PyArrow does not come as standard

"Pandas UDFs are user defined functions that are executed by Spark using Arrow to transfer data and Pandas to work with the data, which allows vectorized operations. A Pandas UDF is defined using the pandas_udf as a decorator or to wrap the function, and no additional configuration is required.
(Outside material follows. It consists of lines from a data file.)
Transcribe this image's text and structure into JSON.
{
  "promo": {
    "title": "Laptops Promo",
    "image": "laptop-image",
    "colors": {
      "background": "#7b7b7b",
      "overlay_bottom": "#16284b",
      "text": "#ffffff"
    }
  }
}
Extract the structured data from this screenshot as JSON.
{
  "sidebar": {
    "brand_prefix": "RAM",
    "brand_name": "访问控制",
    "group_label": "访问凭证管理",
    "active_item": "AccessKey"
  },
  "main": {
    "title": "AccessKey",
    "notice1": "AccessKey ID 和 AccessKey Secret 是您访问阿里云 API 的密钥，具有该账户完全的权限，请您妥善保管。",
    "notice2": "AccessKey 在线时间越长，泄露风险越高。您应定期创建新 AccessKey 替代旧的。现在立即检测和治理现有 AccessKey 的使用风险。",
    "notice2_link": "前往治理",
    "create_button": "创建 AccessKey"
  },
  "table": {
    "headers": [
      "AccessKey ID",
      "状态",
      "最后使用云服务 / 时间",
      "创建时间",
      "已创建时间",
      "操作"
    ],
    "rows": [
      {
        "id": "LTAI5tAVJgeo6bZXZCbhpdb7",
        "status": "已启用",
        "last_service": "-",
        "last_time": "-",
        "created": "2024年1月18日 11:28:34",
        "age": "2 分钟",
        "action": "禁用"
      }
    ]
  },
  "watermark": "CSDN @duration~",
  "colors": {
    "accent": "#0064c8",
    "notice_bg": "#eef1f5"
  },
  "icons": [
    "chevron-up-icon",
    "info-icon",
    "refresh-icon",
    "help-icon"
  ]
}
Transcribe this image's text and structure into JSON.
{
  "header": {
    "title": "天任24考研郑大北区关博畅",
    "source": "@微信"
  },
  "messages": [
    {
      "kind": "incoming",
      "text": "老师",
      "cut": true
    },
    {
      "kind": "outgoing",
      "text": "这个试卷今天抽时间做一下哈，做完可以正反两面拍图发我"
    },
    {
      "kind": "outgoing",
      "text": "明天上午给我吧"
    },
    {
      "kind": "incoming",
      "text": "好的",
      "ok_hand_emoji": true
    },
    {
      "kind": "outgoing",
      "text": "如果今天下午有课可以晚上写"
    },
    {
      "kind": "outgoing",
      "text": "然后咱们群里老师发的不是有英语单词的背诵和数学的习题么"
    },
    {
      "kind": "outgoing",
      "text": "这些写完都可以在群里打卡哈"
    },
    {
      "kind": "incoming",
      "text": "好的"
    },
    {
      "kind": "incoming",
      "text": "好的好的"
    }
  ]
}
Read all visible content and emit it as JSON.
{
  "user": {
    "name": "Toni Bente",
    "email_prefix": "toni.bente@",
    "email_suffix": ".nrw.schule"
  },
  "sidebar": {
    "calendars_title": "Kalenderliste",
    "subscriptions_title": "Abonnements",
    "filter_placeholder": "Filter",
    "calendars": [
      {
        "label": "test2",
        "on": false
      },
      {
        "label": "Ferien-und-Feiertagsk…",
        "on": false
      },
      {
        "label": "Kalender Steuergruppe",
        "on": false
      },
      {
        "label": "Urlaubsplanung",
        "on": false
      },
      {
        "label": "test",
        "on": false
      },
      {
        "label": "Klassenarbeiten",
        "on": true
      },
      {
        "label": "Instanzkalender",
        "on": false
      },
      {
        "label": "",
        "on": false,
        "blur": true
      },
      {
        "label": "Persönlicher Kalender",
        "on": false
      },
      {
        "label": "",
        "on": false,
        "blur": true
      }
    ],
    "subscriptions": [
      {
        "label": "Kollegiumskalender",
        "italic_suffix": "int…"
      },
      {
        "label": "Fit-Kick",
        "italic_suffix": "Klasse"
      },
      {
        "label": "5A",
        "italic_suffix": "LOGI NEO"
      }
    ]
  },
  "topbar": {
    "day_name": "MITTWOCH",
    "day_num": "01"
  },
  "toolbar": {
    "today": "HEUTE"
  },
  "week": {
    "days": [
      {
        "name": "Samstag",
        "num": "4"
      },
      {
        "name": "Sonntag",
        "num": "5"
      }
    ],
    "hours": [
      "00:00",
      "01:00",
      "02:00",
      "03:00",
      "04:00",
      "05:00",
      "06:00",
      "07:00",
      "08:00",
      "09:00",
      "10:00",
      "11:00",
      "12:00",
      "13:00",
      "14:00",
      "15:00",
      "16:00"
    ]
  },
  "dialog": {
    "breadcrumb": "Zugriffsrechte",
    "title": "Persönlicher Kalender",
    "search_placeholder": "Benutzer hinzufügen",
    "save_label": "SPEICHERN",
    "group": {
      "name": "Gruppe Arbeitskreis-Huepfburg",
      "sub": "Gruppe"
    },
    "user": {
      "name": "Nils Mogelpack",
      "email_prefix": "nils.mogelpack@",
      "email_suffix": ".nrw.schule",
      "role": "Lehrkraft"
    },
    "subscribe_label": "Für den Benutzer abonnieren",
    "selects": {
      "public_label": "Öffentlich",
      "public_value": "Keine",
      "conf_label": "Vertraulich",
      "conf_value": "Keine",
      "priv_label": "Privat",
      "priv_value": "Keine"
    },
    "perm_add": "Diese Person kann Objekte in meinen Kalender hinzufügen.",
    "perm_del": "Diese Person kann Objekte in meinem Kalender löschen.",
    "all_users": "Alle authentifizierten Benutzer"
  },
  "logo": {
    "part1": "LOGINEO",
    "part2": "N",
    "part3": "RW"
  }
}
A Pandas UDF behaves as a regular PySpark function API in general." [Spark docs

However, in Palantir's Foundry, this code gives:

  File "/myproject/datasets/_PH_Test.py", line 12, in test_ph
    @pandas_udf("col1 string, col2 long")
  File "/scratch/asset-install/6add7b36ad350d9f0c07885622f2e3ae/miniconda36/lib/python3.6/site-packages/pyspark/sql/pandas/functions.py", line 332, in pandas_udf
    require_minimum_pyarrow_version()
  File "/scratch/asset-install/6add7b36ad350d9f0c07885622f2e3ae/miniconda36/lib/python3.6/site-packages/pyspark/sql/pandas/utils.py", line 56, in require_minimum_pyarrow_version
    "it was not found." % minimum_pyarrow_version) from raised_error
ImportError: PyArrow >= 1.0.0 must be installed; however, it was not found.

Locally, trying to install it initially met with failure:

$ pip install pyarrow
...
    CMake Error at /home/henryp/Downloads/Temp/cmake-3.23.1-linux-x86_64/share/cmake-3.23/Modules/FindPackageHandleStandardArgs.cmake:230 (message):
      Could NOT find Arrow (missing: ARROW_INCLUDE_DIR ARROW_LIB_DIR
      ARROW_FULL_SO_VERSION ARROW_SO_VERSION)
...

Upgrading pip solved that one (pip install --upgrade pip)